他只是抬起另一只手,有些机械地、轻轻地拍了拍她的背,动作里带着一种说不出的疏离和疲惫。

        他的目光越过她的头顶,望向窗外沉沉的夜色,嘴角勉强扯出一个极其苦涩、几乎不能称之为笑的弧度,声音轻得像自言自语:“谁让我……是你老公呢。”这句话里,没有往日的宠溺和温情,只有深深的无奈,和一种被责任与道义捆绑住的、无法挣脱的苍凉。

        接下来的一个周末,放假在家的宋晨一早提着水果和营养品,正式登门拜访。

        进门后,他放下东西,径直走到爸爸妈妈面前,郑重地跪了下来,结结实实地磕了三个头。

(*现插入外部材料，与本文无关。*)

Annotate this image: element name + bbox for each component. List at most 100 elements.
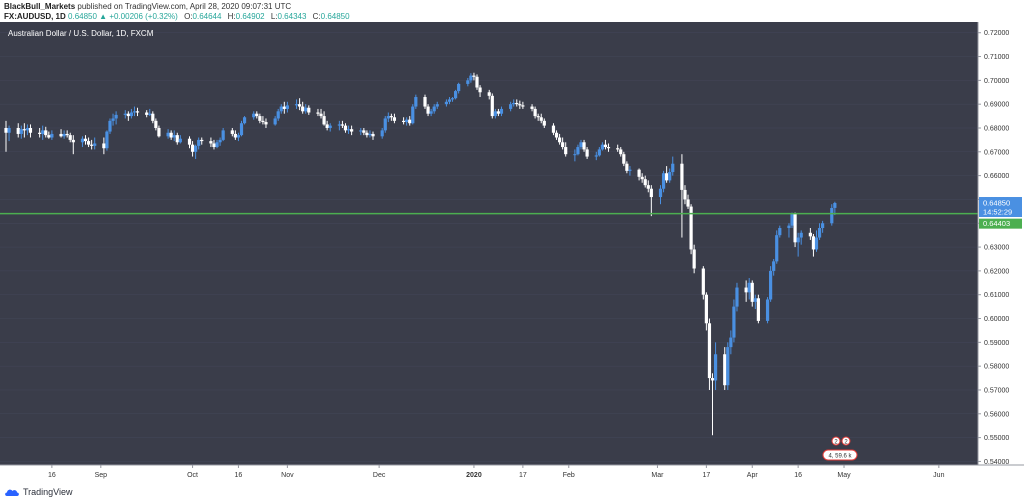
candle [157, 125, 161, 138]
tradingview-cloud-icon [5, 489, 19, 496]
horizontal-line-tag-text: 0.64403 [983, 219, 1010, 228]
candle [350, 125, 354, 136]
candle-body [423, 97, 427, 107]
candle-body [132, 111, 137, 113]
candle [362, 127, 366, 136]
candle-body [625, 163, 629, 171]
candle-body [729, 337, 733, 348]
candle-body [515, 102, 519, 105]
candle [671, 156, 675, 176]
high-label: H: [227, 12, 236, 21]
candle [444, 99, 449, 107]
candle [346, 125, 351, 134]
candle-body [62, 133, 66, 137]
candle-body [50, 133, 54, 138]
candle-body [337, 124, 341, 126]
footer-brand[interactable]: TradingView [4, 487, 73, 497]
candle-body [811, 236, 816, 250]
candle [236, 132, 241, 142]
price-tags: 0.64850 14:52:29 0.64403 [979, 197, 1022, 229]
candle [337, 120, 341, 131]
candle [230, 127, 234, 137]
candle [521, 101, 525, 109]
time-tick-label: Jun [933, 472, 944, 479]
candle [239, 120, 244, 137]
candle-body [230, 130, 234, 134]
candle-body [221, 130, 225, 140]
candle-body [200, 139, 204, 142]
candle-body [787, 225, 791, 229]
candle-body [273, 118, 277, 125]
candle [365, 130, 369, 138]
candle [215, 139, 219, 149]
candle [108, 118, 112, 134]
price-axis[interactable] [978, 22, 1024, 465]
candle [830, 204, 834, 226]
candle-body [680, 163, 684, 190]
candle-body [747, 282, 751, 293]
candle-body [472, 75, 476, 77]
candle [585, 147, 589, 159]
candle [411, 104, 415, 125]
candle [212, 139, 216, 150]
candle-body [38, 132, 42, 134]
candle [515, 99, 519, 107]
candle [325, 120, 329, 131]
time-axis-ticks: 16 Sep Oct 16 Nov Dec 2020 17 Feb Mar 17 Apr 16 May Ju… [48, 465, 945, 479]
candle [190, 141, 195, 157]
candle-body [414, 97, 418, 107]
price-tick-label: 0.62000 [984, 268, 1009, 275]
candle [221, 127, 225, 142]
candle-body [603, 144, 608, 148]
price-tick-label: 0.71000 [984, 54, 1009, 61]
candle-body [129, 112, 133, 117]
event-markers[interactable]: 2 2 4, 59.6 k [822, 436, 858, 461]
candle-body [769, 270, 773, 300]
candle-body [512, 102, 516, 105]
candle [478, 85, 482, 98]
event-badge-2[interactable] [841, 436, 851, 446]
candle-body [405, 119, 409, 123]
candle-body [435, 104, 439, 107]
candle-body [209, 141, 213, 144]
candle [649, 185, 653, 217]
candle-body [616, 148, 620, 150]
candle [151, 111, 155, 124]
candle [386, 112, 390, 123]
candle [811, 233, 816, 257]
earnings-badge[interactable] [822, 449, 858, 461]
candle-body [252, 113, 256, 118]
horizontal-line-tag [979, 218, 1022, 229]
candle-body [123, 113, 127, 115]
event-badge-1[interactable] [831, 436, 841, 446]
candle [594, 151, 598, 161]
candle [102, 137, 106, 155]
candle-body [444, 101, 449, 105]
candle [148, 108, 152, 117]
candle [542, 118, 546, 128]
time-tick-label: 17 [519, 472, 527, 479]
candle [469, 73, 473, 83]
candle [414, 94, 418, 109]
candle-body [102, 143, 106, 149]
candle-body [671, 163, 675, 173]
high-value: 0.64902 [235, 12, 265, 21]
candlestick-chart[interactable]: Australian Dollar / U.S. Dollar, 1D, FXC… [0, 22, 1024, 485]
candle [796, 232, 800, 257]
candle [282, 101, 286, 114]
candle-body [316, 112, 320, 114]
author-name[interactable]: BlackBull_Markets [4, 2, 76, 11]
candle-body [80, 138, 85, 143]
candle [713, 342, 718, 390]
candle [255, 111, 259, 119]
candle-body [554, 132, 559, 138]
candle-body [83, 138, 88, 142]
candle [16, 123, 20, 138]
candle-body [90, 144, 94, 146]
candle-body [322, 116, 326, 125]
candle [821, 220, 825, 233]
plot-area[interactable] [0, 22, 978, 465]
time-axis[interactable] [0, 465, 1024, 485]
time-tick-label: Apr [747, 472, 759, 479]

        “林姨,王叔叔,谢谢你们!”少年的声音诚恳而有力,额头抵着地板。

        爸爸坐在沙发上,面色严肃,抬手示意他起来:“不需要谢我。要谢,就好好谢谢你林姨。无论是之前做试管受的罪,还是以后怀孕生产要吃的苦,都是她一个人在承担。你有时间,多来帮忙照顾着点。”“王叔叔您放心!我一定会的!”宋晨立刻保证,眼神坚定。

        爸爸似乎不想多谈,起身拿起外套:“公司还有点事,我去加班。你们聊。”说完便出了门。

        门刚关上,宋晨就迫不及待地转身,小心翼翼却又充满激动地抱住了妈妈,手臂环着她的腰,不敢用力:“林姨,辛苦你了……”他的手轻轻复上妈妈尚且平坦的小腹,眼神里充满了新奇和敬畏,“他……会动吗?”妈妈被他这副紧张又傻气的样子逗笑了,伸出小拇指比划了一下:“傻孩子,他现在估计还没指甲盖大呢,怎么会动?”宋晨见妈妈笑话他,佯装生气,抬手在她臀上不轻不重地拍了一下:“好啊林姨,你敢笑话我!”妈妈立刻戏精上身,捂住屁股,瞪大眼睛:“哎呀!宋晨你胆子大了!我老公刚走,你就敢打我屁股!”宋晨看着她眼底藏不住的笑意,心痒难耐,一把将她搂进怀里,大手在她臀瓣上揉捏着,另一只手却不老实得很,只是环着她的腰,声音低哑带着笑意:“我不也是你老公吗?”说完,又用力揉了两下屁股,手往裙子里面伸。

        妈妈感受到他身体的变化,却坚决地按住他试图下滑的手,正色道:“别闹,前三个月要特别小心,不能有……那个。为了宝宝,我们都忍耐一下,好不好?”

        宋晨脸上立刻露出失望又委屈的表情,像只被夺走骨头的大狗,闷闷地“哦”了一声。